Obama faces major challenges on carbon emissions at the G8 – but the best solution is a new, global system of regulation

Oliver Tickell
guardian.co.uk, Tuesday 7 July 2009 12.00 BST

President Obama is facing a problem at this week's G8 meeting in L'Aquila, Italy. Having promised serious action on climate change, the legacy of GW Bush's inaction will be hard for him to overcome. Under the Kyoto protocol, the US should have reduced its emissions by 7% from 1990 levels. But last year it emitted 16% more than in 1990, or almost 25% above its Kyoto target. And to persuade the rest of the world to make meaningful cuts in emissions, the US will need to take on deep cuts for 2020 based on its Kyoto targets, rather than on where it is now.

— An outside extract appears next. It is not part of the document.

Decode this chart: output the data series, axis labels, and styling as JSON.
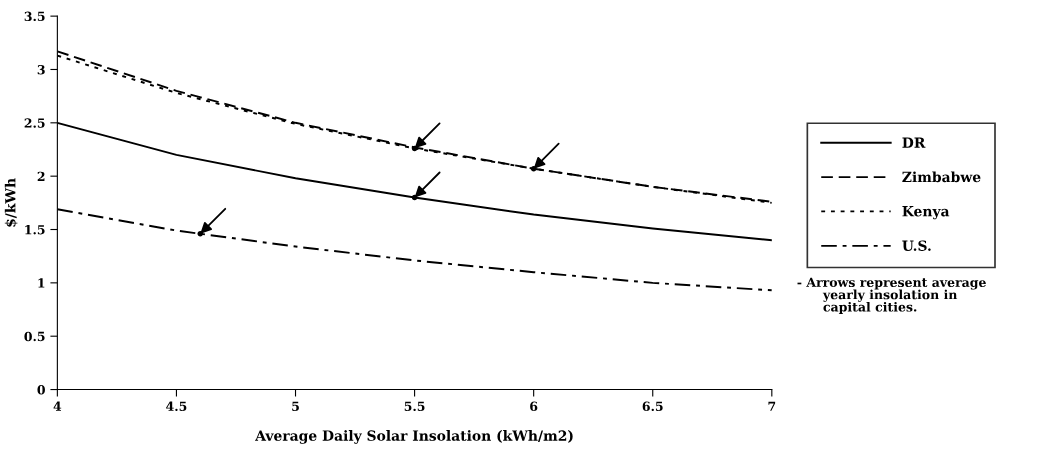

Obama's fear is the US will be unable to cut fast enough. And if it fails, US taxpayers could have to pay for a billion tonnes of carbon credits. At $20 per tonne of CO2, that would add up to serious money. But with a large forced buyer like the US, the carbon price could soar. Just how high, no one knows. Obama is understandably reluctant to take on such a huge open-ended commitment – one which could prove highly unpopular with electors demanding spending on health, education and pensions.
Can Obama find a way out? Yes he can! He should ditch the whole system of national emissions targets and move instead to a genuinely global system for regulating emissions. It sounds revolutionary, and it is. But a proposal along these lines could garner widespread international support. The talks leading up to the Copenhagen climate conference in December are stuck. Governments are all reluctant to take on ambitious targets – because doing so could cost their taxpayers dear, and because they fear competitive disadvantage compared to countries with weaker targets.
So a US proposal for a new world climate order is just what's needed to break the deadlock. Here's what the new order could look like. Define a global cap on emissions, and sell permits up to that cap in a worldwide auction. The permits would have to be bought, then surrendered, by fossil-fuel producers based on the carbon content of their production. That cost would then be passed on to consumers anywhere in the world through the supply chain. And all governments would have to do is to supervise the system within their territories.
This may sound scary to developing countries who already struggle to pay the high price of oil. But they would be the biggest beneficiaries. The permit auction could easily raise $1trn per year to spend on climate solutions, and most of that money would be spent in developing countries – paying for them to conserve their forests, farm sustainably, and "leapfrog" the carbon-intensive development path by paying for new energy infrastructure based on renewables and the efficient use of energy.
The system would also finance an adaptation fund similar to that put forward by Gordon Brown last week – but with over $200bn a year to spend, rather than the $60bn he proposed. This would be enough to provide widespread protection against the flood, drought and disease that global warming is expected to bring, and to finance emergency responses to climate-related disasters.
Another benefit would be to shift the debate from the current negative discourse on "burden-sharing" to a positive engagement on how to apportion the benefits of rapid and meaningful action on climate change. This truly global approach offers our best chance to break the deadlock in climate negotiations, and put in place, at Copenhagen, a climate agreement that would be fair, affordable, and effective.